Frank Hsieh, Ma's defeated opponent, is stepping down as DPP party chair.

U.S. President George W. Bush sees a "fresh opportunity" in cross-strait relations, but President-elect Ma is not likely to get a White House visit. U.S. policies forbid Taiwan's diplomats from entering the White House or the State Department. Instead, they "meet senior U.S. administration officials in coffee shops and restaurants," the AP reports.

UBS analyst Ken Chen says decreased political risk and closer mainland ties mean that Taiwan will "outshine other markets" and bring in $50 billion in investment over the next few months.

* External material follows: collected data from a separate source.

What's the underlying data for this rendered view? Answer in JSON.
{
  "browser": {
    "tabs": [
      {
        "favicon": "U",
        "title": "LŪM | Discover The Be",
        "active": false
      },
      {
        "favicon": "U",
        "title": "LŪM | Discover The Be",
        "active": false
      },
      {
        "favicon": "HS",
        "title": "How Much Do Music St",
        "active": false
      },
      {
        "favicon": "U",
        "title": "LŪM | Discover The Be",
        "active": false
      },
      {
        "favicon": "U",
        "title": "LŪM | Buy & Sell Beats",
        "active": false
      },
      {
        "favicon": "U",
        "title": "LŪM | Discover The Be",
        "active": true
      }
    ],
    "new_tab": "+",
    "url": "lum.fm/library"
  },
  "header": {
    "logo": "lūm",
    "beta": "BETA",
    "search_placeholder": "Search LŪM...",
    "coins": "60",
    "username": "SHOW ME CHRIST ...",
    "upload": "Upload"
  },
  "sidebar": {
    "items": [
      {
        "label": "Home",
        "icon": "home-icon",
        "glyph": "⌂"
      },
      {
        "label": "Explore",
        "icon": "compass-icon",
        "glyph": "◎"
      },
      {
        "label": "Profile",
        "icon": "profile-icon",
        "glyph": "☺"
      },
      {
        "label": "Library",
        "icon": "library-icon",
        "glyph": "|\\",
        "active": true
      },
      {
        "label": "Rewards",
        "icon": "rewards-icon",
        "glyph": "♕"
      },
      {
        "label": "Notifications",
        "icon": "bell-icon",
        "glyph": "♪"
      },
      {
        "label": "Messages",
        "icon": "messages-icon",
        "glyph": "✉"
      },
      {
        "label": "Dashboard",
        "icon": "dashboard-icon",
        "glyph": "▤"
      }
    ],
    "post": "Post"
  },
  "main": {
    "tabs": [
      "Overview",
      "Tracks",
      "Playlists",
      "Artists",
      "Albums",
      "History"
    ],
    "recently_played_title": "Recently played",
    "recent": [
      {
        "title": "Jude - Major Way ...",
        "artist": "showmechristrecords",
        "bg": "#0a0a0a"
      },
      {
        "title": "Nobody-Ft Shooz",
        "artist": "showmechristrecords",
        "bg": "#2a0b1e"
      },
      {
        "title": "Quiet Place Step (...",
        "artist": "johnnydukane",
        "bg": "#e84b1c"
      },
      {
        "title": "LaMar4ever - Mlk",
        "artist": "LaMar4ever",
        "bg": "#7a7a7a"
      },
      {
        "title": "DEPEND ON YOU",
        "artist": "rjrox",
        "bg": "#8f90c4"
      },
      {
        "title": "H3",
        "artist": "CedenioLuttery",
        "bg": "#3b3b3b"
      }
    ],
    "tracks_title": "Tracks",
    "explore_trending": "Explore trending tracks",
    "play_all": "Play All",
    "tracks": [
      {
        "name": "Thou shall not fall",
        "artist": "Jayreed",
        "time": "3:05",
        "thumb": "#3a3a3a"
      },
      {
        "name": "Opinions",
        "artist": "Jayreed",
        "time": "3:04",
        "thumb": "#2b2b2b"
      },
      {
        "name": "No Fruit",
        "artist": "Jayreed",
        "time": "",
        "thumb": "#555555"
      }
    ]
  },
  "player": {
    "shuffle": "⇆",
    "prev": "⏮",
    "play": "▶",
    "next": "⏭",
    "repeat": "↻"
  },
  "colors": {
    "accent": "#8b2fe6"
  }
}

Taipei Airlines Association is jumping at the opportunity to set up direct flights with the mainland. The proposed new flights could draw 3,000 mainlanders a day to Taiwan, Ma claims. The flights would also allow Taiwanese professionals easier access to mainland job opportunities and make it easier for the nearly half a million already living in Shanghai to visit home.

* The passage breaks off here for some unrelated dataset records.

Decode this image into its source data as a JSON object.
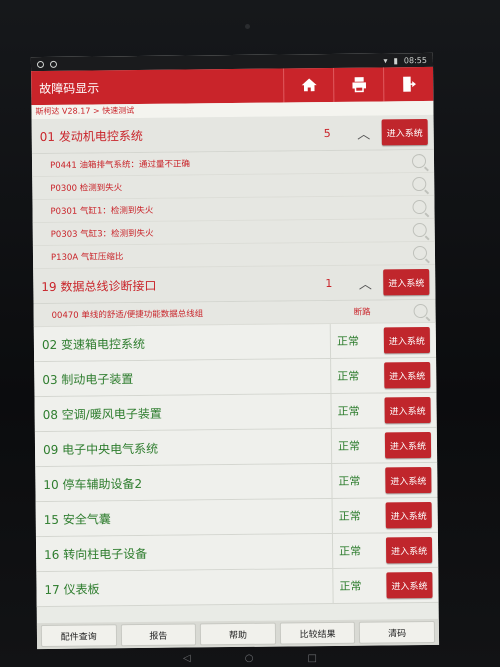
{
  "status_bar": {
    "time": "08:55"
  },
  "header": {
    "title": "故障码显示",
    "buttons": [
      {
        "name": "home-button",
        "icon": "home-icon"
      },
      {
        "name": "print-button",
        "icon": "print-icon"
      },
      {
        "name": "exit-button",
        "icon": "exit-icon"
      }
    ]
  },
  "breadcrumb": "斯柯达 V28.17 > 快速测试",
  "enter_label": "进入系统",
  "systems": [
    {
      "name": "01 发动机电控系统",
      "status": "5",
      "fault": true,
      "dtcs": [
        {
          "text": "P0441 油箱排气系统：通过量不正确",
          "status": ""
        },
        {
          "text": "P0300 检测到失火",
          "status": ""
        },
        {
          "text": "P0301 气缸1：检测到失火",
          "status": ""
        },
        {
          "text": "P0303 气缸3：检测到失火",
          "status": ""
        },
        {
          "text": "P130A 气缸压缩比",
          "status": ""
        }
      ]
    },
    {
      "name": "19 数据总线诊断接口",
      "status": "1",
      "fault": true,
      "dtcs": [
        {
          "text": "00470 单线的舒适/便捷功能数据总线组",
          "status": "断路"
        }
      ]
    },
    {
      "name": "02 变速箱电控系统",
      "status": "正常",
      "fault": false
    },
    {
      "name": "03 制动电子装置",
      "status": "正常",
      "fault": false
    },
    {
      "name": "08 空调/暖风电子装置",
      "status": "正常",
      "fault": false
    },
    {
      "name": "09 电子中央电气系统",
      "status": "正常",
      "fault": false
    },
    {
      "name": "10 停车辅助设备2",
      "status": "正常",
      "fault": false
    },
    {
      "name": "15 安全气囊",
      "status": "正常",
      "fault": false
    },
    {
      "name": "16 转向柱电子设备",
      "status": "正常",
      "fault": false
    },
    {
      "name": "17 仪表板",
      "status": "正常",
      "fault": false
    }
  ],
  "toolbar": {
    "parts": "配件查询",
    "report": "报告",
    "help": "帮助",
    "compare": "比较结果",
    "clear": "清码"
  },
  "colors": {
    "brand_red": "#c9242a",
    "ok_green": "#2e7d2e"
  }
}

Protests in Tibet are ongoing as an estimated 660 people are in custody over the violence. Details are thin as foreign reporters have difficulty getting into the region, save for 26 journalists on a state-sponsored access pass.

The United States is still pushing for dialogue between China and the Dalai Lama. Secretary of State Condoleezza Rice on Monday urged "a more sustainable policy for the Chinese government concerning Tibet." Chinese ex-official Bao Tong, ousted after the Tiananmen Square incident, also called for talks with the spiritual leader.

China is firing back at Western media coverage of Tibet. It goes without saying that censorship is widespread in China, and CNN and other news channels often go dark there when politically sensitive issues receive coverage.

The alleged perpetrators in a botched plane attack on March 7 from Xinjiang to Beijing hail from Pakistan and Central Asia and advocate independence for Xinjiang, China's predominantly Muslim western province. China Southern Airlines gave a cash reward to the crew that foiled the attack.

China will redouble efforts to preserve its cultural heritage in arts and architecture. About 100 forms of Chinese opera, for instance, have died out in the past 60 years.


By 2025, China will have 221 cities with over one million residents. A report by McKinsey Global Institute recommends the government build supercities to reduce strain on land, water, and energy resources while boosting productivity and efficiency.

A diesel shortage has hit China's east coast due to a harsh winter and increased demand as spring approaches.

China's sovereign wealth fund, China Investment Corp., and China Life Insurance Co. bought into Visa's IPO, the largest U.S. IPO in history with stakes of $100 million and $300 million respectively.


The Carnegie Endowment's William Chandler argues for Sino-American emissions cooperation in Breaking the Suicide Pact: U.S.-China Cooperation on Climate Change.

Robert Kagan, also of the Carnegie Endowment, questions what a "responsible stakeholder" in the world order means for China in light of its autocratic behavior.

And finally, China will attempt to modify the weather during the Beijing Olympics to provide the best conditions possible for athletes. ABC reports that in 2010, if the experiments this summer are successful, China will create a government ministry devoted to weather modification and double its current efforts at taming Mother Nature.